The council voted unanimously this week to hire an appraiser and to notify property owners next month on how much it would cost to buy the piece of the 60-foot-wide strip by their homes. The notice will ask residents to write back to the city if they are interested in buying a portion and fencing it into their back yards.
The council has not decided whether to sell the land. But council members said that if not enough residents want to buy it, the city would favor keeping the land and eventually developing a narrow park and bicycle trail. The city has long planned to develop a trail, but has lacked the $2.4 million to pay for it.
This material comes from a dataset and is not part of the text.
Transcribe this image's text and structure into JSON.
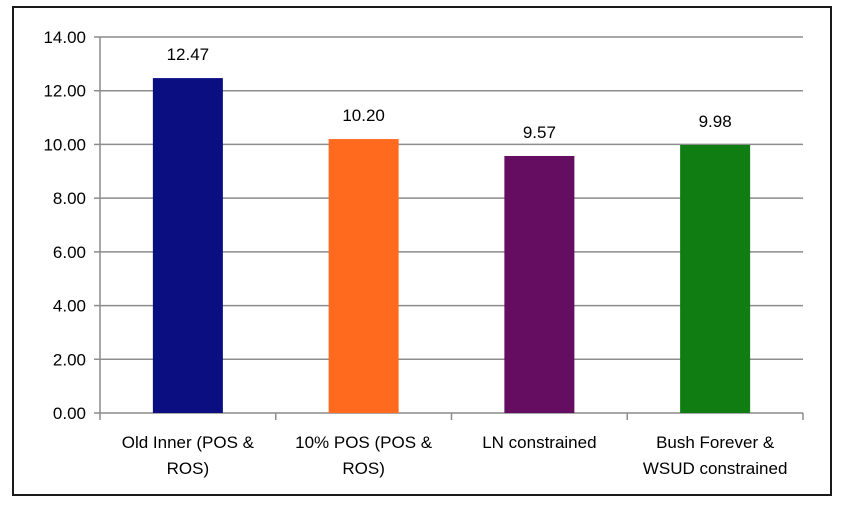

The idea of selling the land is being promoted by some residents living along the abandoned right of way, which the Irvine Co. gave to the city several years ago. Some Northwood residents have been pushing the council to sell the land or develop a trail to rid themselves of the problem. The area attracts teen-agers and vandals, who create noise and trash problems, some residents have said.
Some residents suggested that the city sell them the land for $1 a parcel, so that the city can easily unload the property and rid itself of potential problems. But the council rejected that option.
Most Irvine residents appearing at Tuesday's City Council meeting objected to selling the land, and said the city should keep the land as open space.
"We're talking about 10 acres of green space," said Mary Ann Gaido, a former council member and planning commissioner. "Ten acres of open space are valuable."
The council also approved conducting some form of poll of Northwood residents to determine whether they would be willing to pay slightly higher property taxes temporarily in order to build the greenbelt and bike path. City staff members were asked to present ideas for conducting the poll at the council's Sept. 24 meeting.